Perhaps not noticeably at first, but gradually, their German ethnicity and their isolationism branded them at best as outsiders and at worst as traitors. Affluent families were especially hard hit as they became targets for revolutionaries and anarchists before and after the October Revolution in 1917, finding themselves caught especially in the maelstrom of conflict that tore through the Ukraine between 1917 and 1921, then singled out for expropriations and collectivisation during the ascendancy of Lenin and Stalin in the 1920s and 1930s. Life as Anna had known it had ended. The years ahead would have something very different in store for her. Yet she never remarried. Now it would be the bond between the Schulzes and the Zachariases sealed on the day of Anna and Peter’s wedding that would have to shield and carry Anna and her family through the coming trials.
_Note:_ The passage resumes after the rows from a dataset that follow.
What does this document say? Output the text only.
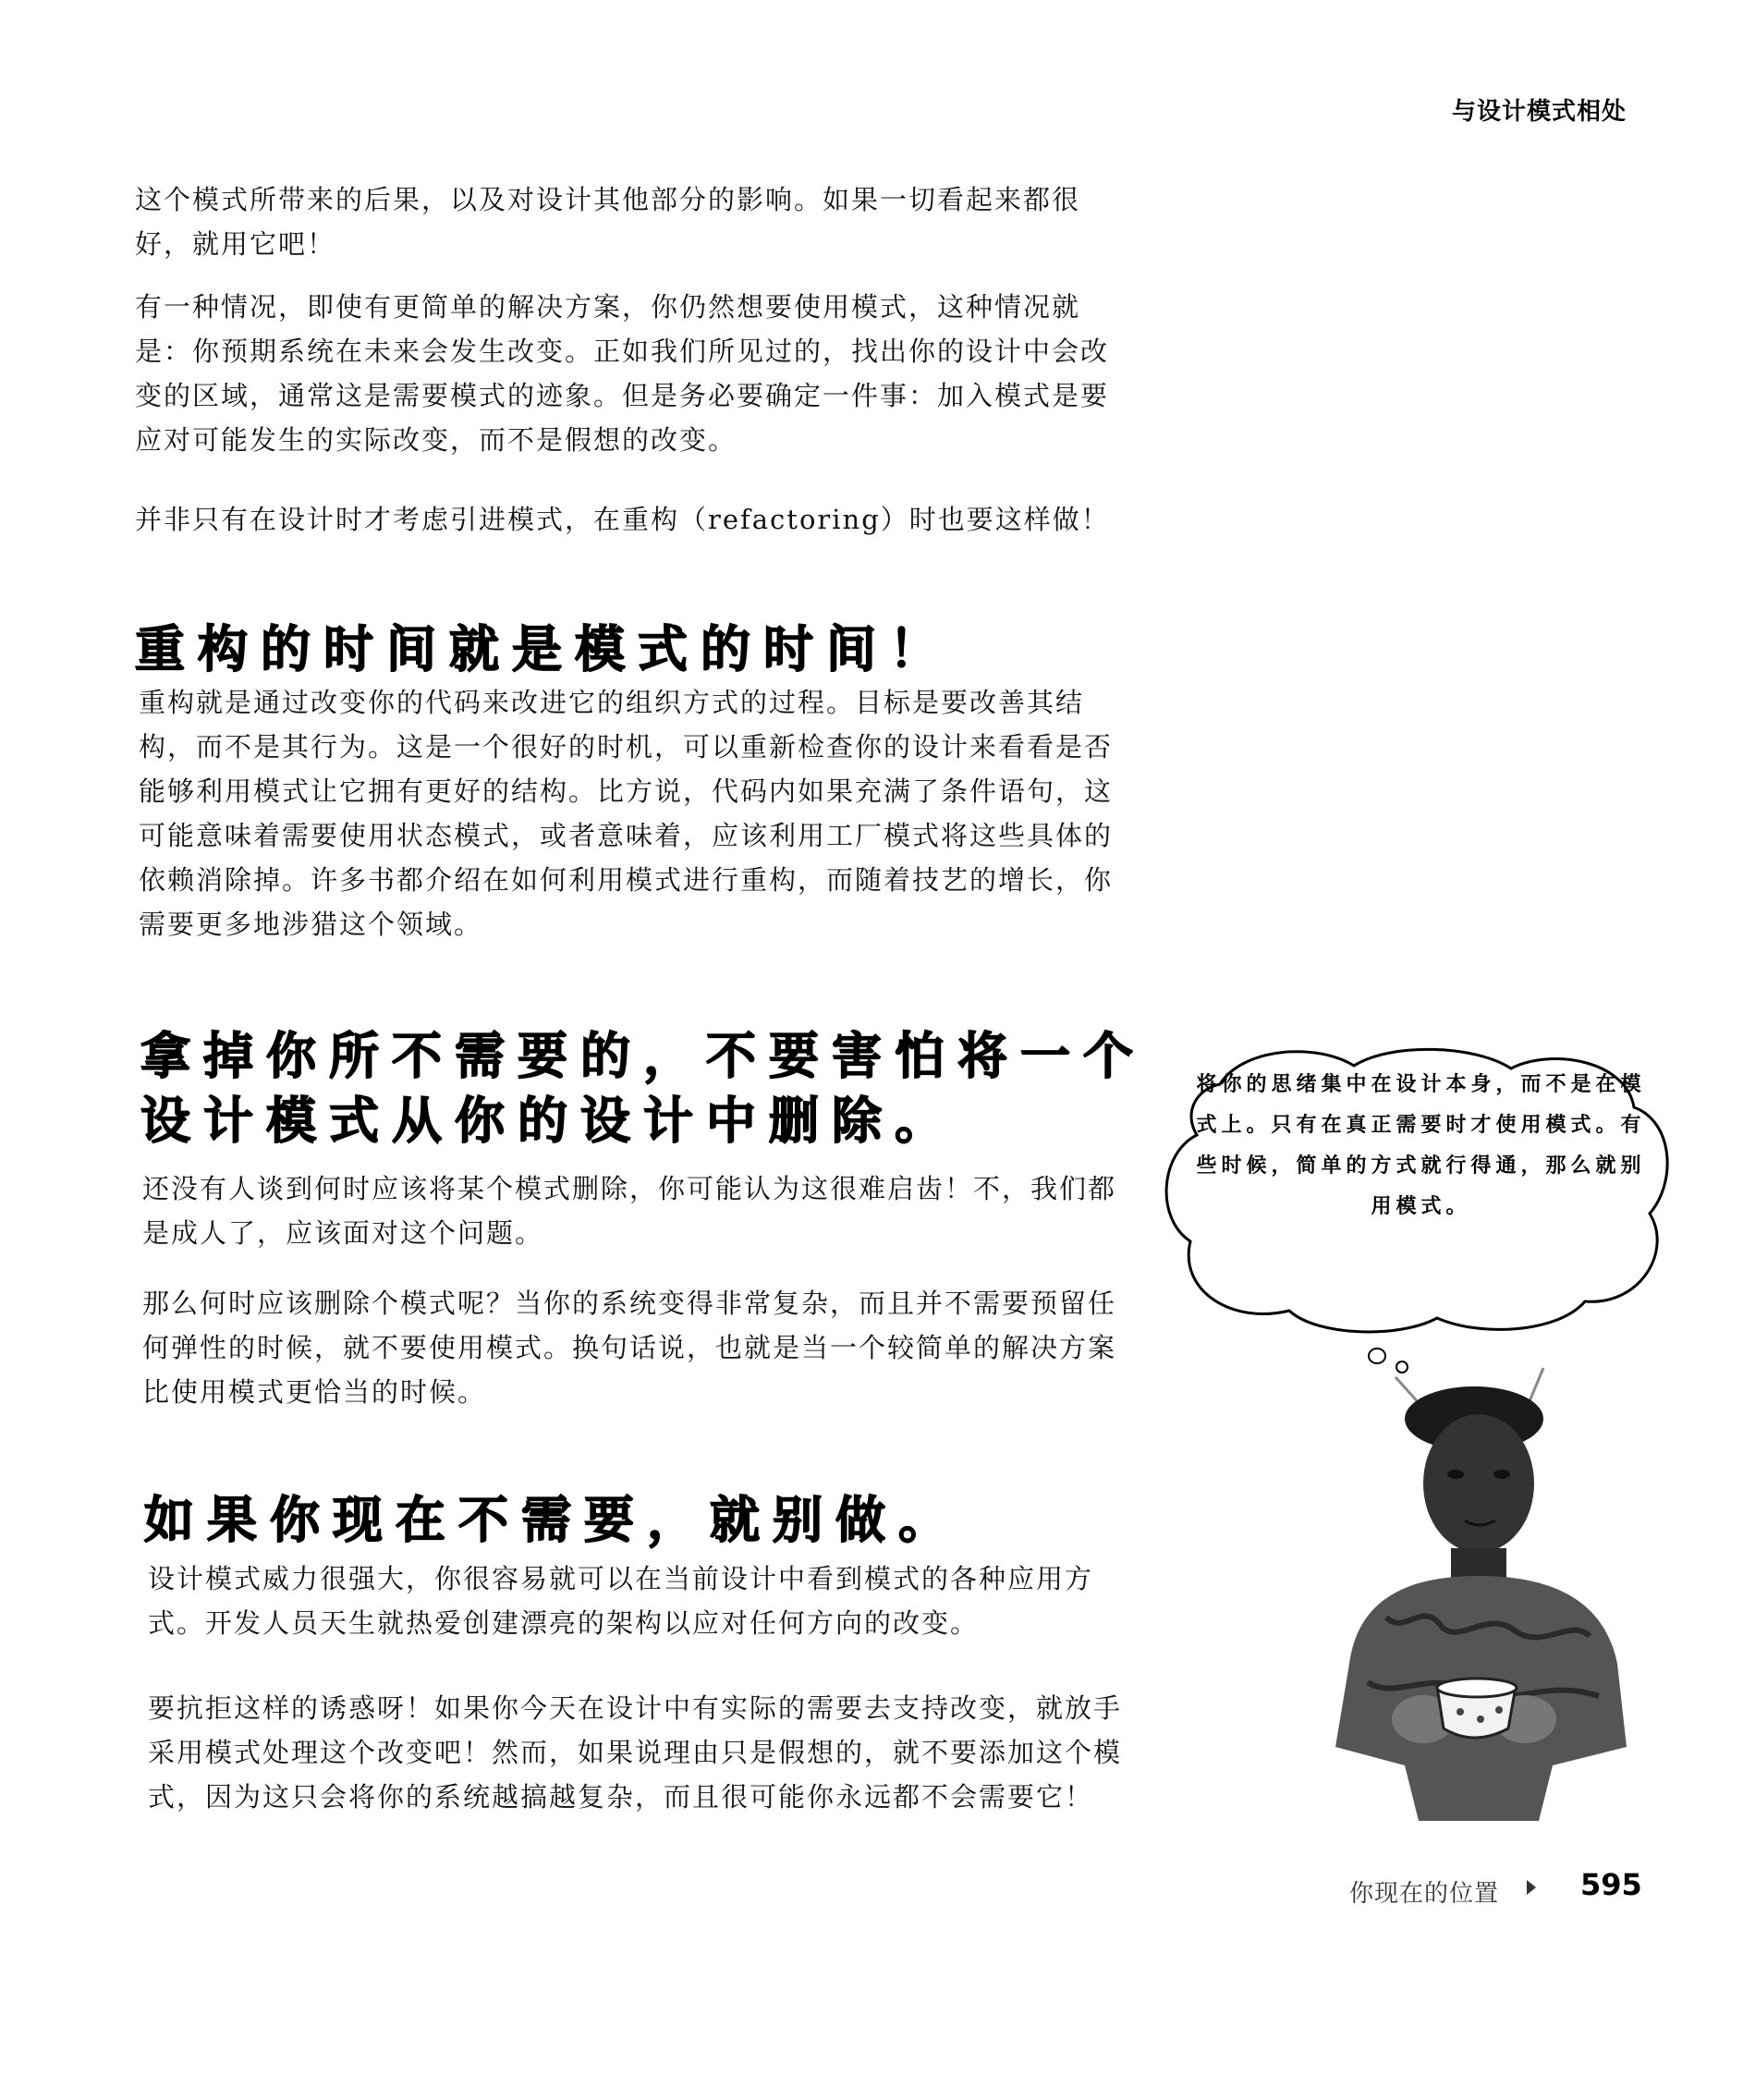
与设计模式相处

这个模式所带来的后果，以及对设计其他部分的影响。如果一切看起来都很好，就用它吧！

有一种情况，即使有更简单的解决方案，你仍然想要使用模式，这种情况就是：你预期系统在未来会发生改变。正如我们所见过的，找出你的设计中会改变的区域，通常这是需要模式的迹象。但是务必要确定一件事：加入模式是要应对可能发生的实际改变，而不是假想的改变。

并非只有在设计时才考虑引进模式，在重构（refactoring）时也要这样做！

重构的时间就是模式的时间！

重构就是通过改变你的代码来改进它的组织方式的过程。目标是要改善其结构，而不是其行为。这是一个很好的时机，可以重新检查你的设计来看看是否能够利用模式让它拥有更好的结构。比方说，代码内如果充满了条件语句，这可能意味着需要使用状态模式，或者意味着，应该利用工厂模式将这些具体的依赖消除掉。许多书都介绍在如何利用模式进行重构，而随着技艺的增长，你需要更多地涉猎这个领域。

拿掉你所不需要的，不要害怕将一个设计模式从你的设计中删除。

还没有人谈到何时应该将某个模式删除，你可能认为这很难启齿！不，我们都是成人了，应该面对这个问题。

那么何时应该删除个模式呢？当你的系统变得非常复杂，而且并不需要预留任何弹性的时候，就不要使用模式。换句话说，也就是当一个较简单的解决方案比使用模式更恰当的时候。

如果你现在不需要，就别做。

设计模式威力很强大，你很容易就可以在当前设计中看到模式的各种应用方式。开发人员天生就热爱创建漂亮的架构以应对任何方向的改变。

要抗拒这样的诱惑呀！如果你今天在设计中有实际的需要去支持改变，就放手采用模式处理这个改变吧！然而，如果说理由只是假想的，就不要添加这个模式，因为这只会将你的系统越搞越复杂，而且很可能你永远都不会需要它！

将你的思绪集中在设计本身，而不是在模式上。只有在真正需要时才使用模式。有些时候，简单的方式就行得通，那么就别用模式。
你现在的位置	595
The first blow came when Anna’s oldest nephew, Isaak Zacharias, Jr. was conscripted into the Russian army. He would go missing for seven years, only to return in 1922. Mennonites were pacifists. They had been invited to Russia by Catherine the Great in the late eighteenth century to settle the Ukrainian steppes in exchange for religious freedom and exemption from military service. For a people who had been allowed to live by the principle of pacifism for over a century this was a very radical breach with the past.
By 1917 the inner turmoil and revolution that was reverberating through Russia hit Osterwick and Zachariasfeld. Anna and her kin, the Schulzes and the Zachariases had become the class enemy. They were now the hated ‘masters’ in the ‘master/slave’ relationships decried by the anarchists. They were, as Ukrainian anarchist leader Nestor Makhno believed, ‘the personified enemies of freedom,’ for they were property owners.
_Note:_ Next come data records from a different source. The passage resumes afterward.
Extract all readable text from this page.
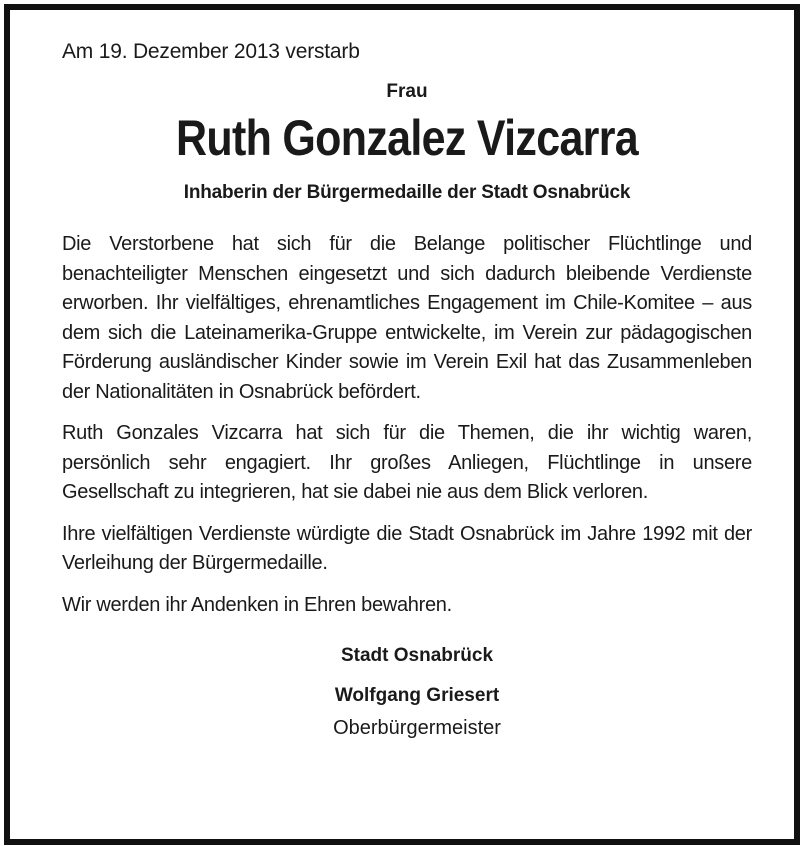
Am 19. Dezember 2013 verstarb

Frau

Ruth Gonzalez Vizcarra

Inhaberin der Bürgermedaille der Stadt Osnabrück

Die Verstorbene hat sich für die Belange politischer Flüchtlinge und benachteiligter Menschen eingesetzt und sich dadurch bleibende Verdienste erworben. Ihr vielfältiges, ehrenamtliches Engagement im Chile-Komitee – aus dem sich die Lateinamerika-Gruppe entwickelte, im Verein zur pädagogischen Förderung ausländischer Kinder sowie im Verein Exil hat das Zusammenleben der Nationalitäten in Osnabrück befördert.

Ruth Gonzales Vizcarra hat sich für die Themen, die ihr wichtig waren, persönlich sehr engagiert. Ihr großes Anliegen, Flüchtlinge in unsere Gesellschaft zu integrieren, hat sie dabei nie aus dem Blick verloren.

Ihre vielfältigen Verdienste würdigte die Stadt Osnabrück im Jahre 1992 mit der Verleihung der Bürgermedaille.

Wir werden ihr Andenken in Ehren bewahren.

Stadt Osnabrück

Wolfgang Griesert

Oberbürgermeister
Time and time again roving bands commanded by a changing cast of warlords came to Zachariasfeld demanding money, looking for food and shelter and threatening to kill if these demands were not met. When the Tsar was forced to abdicate in March 1917, then murdered (along with his family) in July 1918, it was clear to Russian Mennonites that they had lost their protector. Right or wrong, they had felt an unflagging allegiance to the Russian tsars who had brought them to this country and granted them their charters of privileges. The Schulzes and the Zachariases were now trapped in the Bloodlands.
And so, the terror and bloodletting began. In early 1918 Anna’s son Peter was held hostage at gunpoint for days. Was he being held by Communists or anarchists? I don’t know. Did Anna and her people even know the distinction back then? Or care? When I hear about the Syrian civil war, about Aleppo, for instance, who do the mothers trapped there with their children fear most, hate most? The Free Syrian Army, the Levant Front, the Al-Nusra Front, Bashar al-Assad, the Hezbollah, or the Kurdish People’s Protection Units? Or does it even matter? Somehow Peter managed to escape, causing Anna, her brother-in-law and their families to flee to Zachariasfeld for what they thought was safety. But then in November Zachariasfeld once more came under attack. This time the Zacharias men were armed––in violation of one of the highest Mennonite principles. In a gun battle that ensued a band leader was killed. For everyone it was clear that they would have to leave immediately. In the early morning hours of November 18 (New Style), the families with a total of eleven wagons left their beloved Zachariasfeld, never to return.